From:Monterey, CA Region: California Topic: Wildflowers Title: Low maintenance native plants for college campus in Monterey, CA Answered by: Nan Hampton
I am a graduate student at the Naval Postgraduate School in Monterey, California. We are researching ways to save money (decreased maintenance, pesticide/herbicide use, etc) on our campus. I need some ideas on: Wildflowers that will grow here year round (and hopefully bloom a lot) and low-maintenance landscaping ideas to help beautify our campus. Thanks in advance.
For an excellent discussion of plant communities and information on designing a garden with native plants from California, visit Las Pilitas Nursery in San Luis Obispo. They also have a listing of native plants with descriptions of the plants and growing conditions and helpful tips.

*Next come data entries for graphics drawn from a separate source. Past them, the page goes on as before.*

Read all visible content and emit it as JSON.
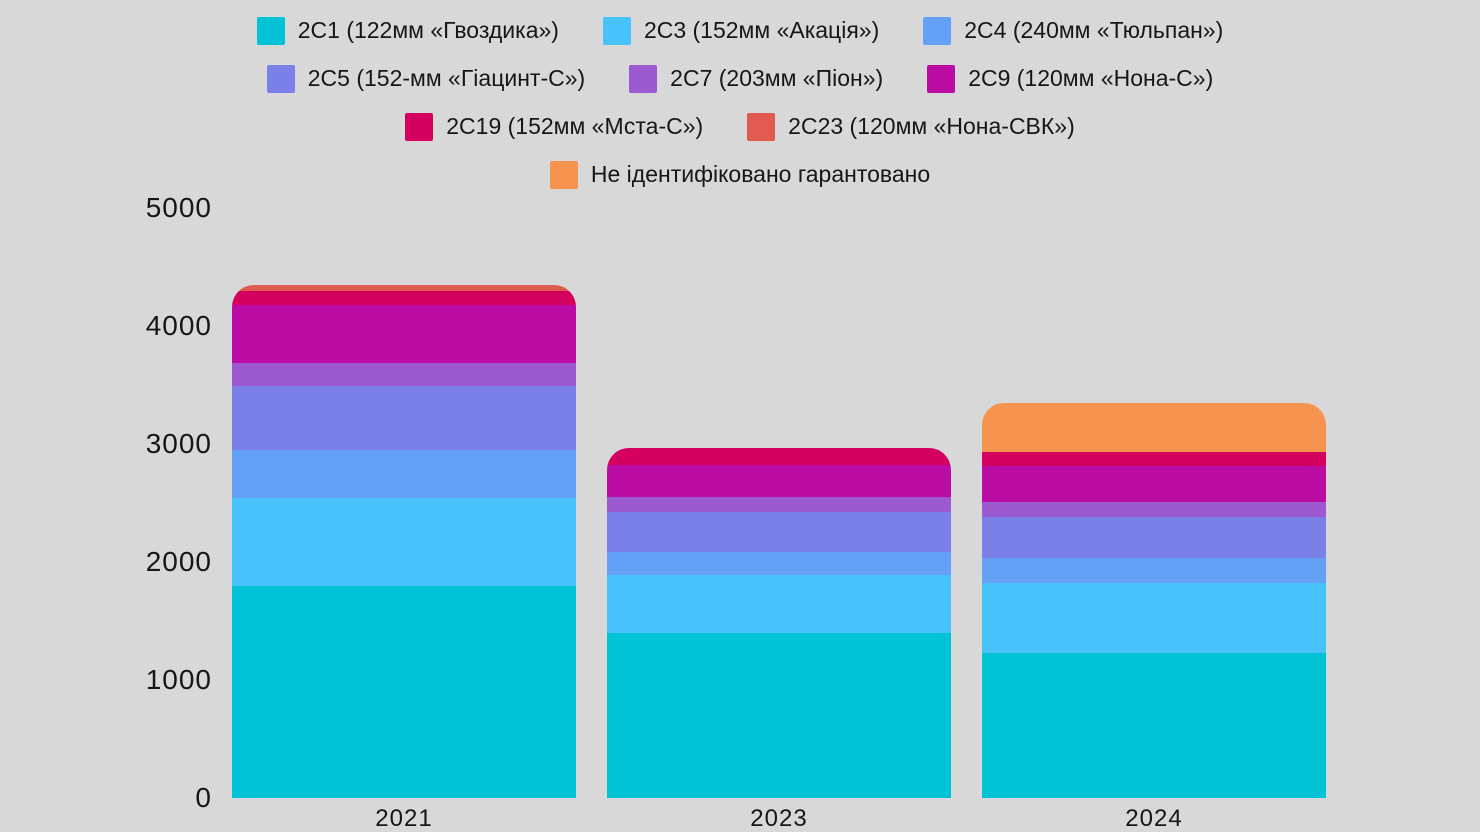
{
  "background_color": "#d8d8d8",
  "text_color": "#161616",
  "legend": {
    "rows": [
      [
        0,
        1,
        2
      ],
      [
        3,
        4,
        5
      ],
      [
        6,
        7
      ],
      [
        8
      ]
    ]
  },
  "chart_data": {
    "type": "bar",
    "stacked": true,
    "title": "",
    "xlabel": "",
    "ylabel": "",
    "categories": [
      "2021",
      "2023",
      "2024"
    ],
    "series": [
      {
        "name": "2С1 (122мм «Гвоздика»)",
        "color": "#00c4d6",
        "values": [
          1800,
          1400,
          1230
        ]
      },
      {
        "name": "2С3 (152мм «Акація»)",
        "color": "#47c2fa",
        "values": [
          745,
          490,
          590
        ]
      },
      {
        "name": "2С4 (240мм «Тюльпан»)",
        "color": "#64a0f5",
        "values": [
          400,
          195,
          210
        ]
      },
      {
        "name": "2С5 (152-мм «Гіацинт-С»)",
        "color": "#7b80e8",
        "values": [
          550,
          340,
          350
        ]
      },
      {
        "name": "2С7 (203мм «Піон»)",
        "color": "#9d5ad0",
        "values": [
          195,
          125,
          130
        ]
      },
      {
        "name": "2С9 (120мм «Нона-С»)",
        "color": "#bb0da4",
        "values": [
          485,
          270,
          305
        ]
      },
      {
        "name": "2С19 (152мм «Мста-С»)",
        "color": "#d4005f",
        "values": [
          125,
          145,
          120
        ]
      },
      {
        "name": "2С23 (120мм «Нона-СВК»)",
        "color": "#e15a4f",
        "values": [
          45,
          0,
          0
        ]
      },
      {
        "name": "Не ідентифіковано гарантовано",
        "color": "#f6934f",
        "values": [
          0,
          0,
          410
        ]
      }
    ],
    "totals": [
      4345,
      2965,
      3345
    ],
    "ylim": [
      0,
      5000
    ],
    "yticks": [
      0,
      1000,
      2000,
      3000,
      4000,
      5000
    ],
    "grid": false,
    "legend_position": "top"
  }
}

To find a list of more nurseries specializing in native plants in your area visit National Suppliers Directory on the Wildflower Center webpage. Looking through the list of available species at one of these, Central Coast Wilds, in Santa Cruz will give you an idea for other plants that would be suitable for your project.
You might also contact Monterey Bay Master Gardeners to find out more about the plants that grow best in your coastal area. They are associated with the University of California Cooperative Extension. The Master Gardeners do take on projects and yours might qualify for volunteer help.
You didn't ask for any data to support your plan to use native landscaping but I am including information on a study reported by a group in Illinois called the Openlands Project. According to its web page, the "Openlands Project, founded in 1963, is an independent, non-profit organization dedicated to preserving and enhancing public open space in northeastern Illinois." The study (results of which are available as a downloadable PDF file on their web page) was undertaken by Applied Ecological Service of Brodhead, Wisconsin and estimates that maintaining prairie or wetlands costs only $3000 per acre versus $20,000 per acre for non-native turf grasses over a 20 year period. For another estimate, the U. S. Environmental Protection Agency publishes "A Source Book on Natural Landscaping for Public Officials" on line that outlines the economic benefits of using natural vegetation.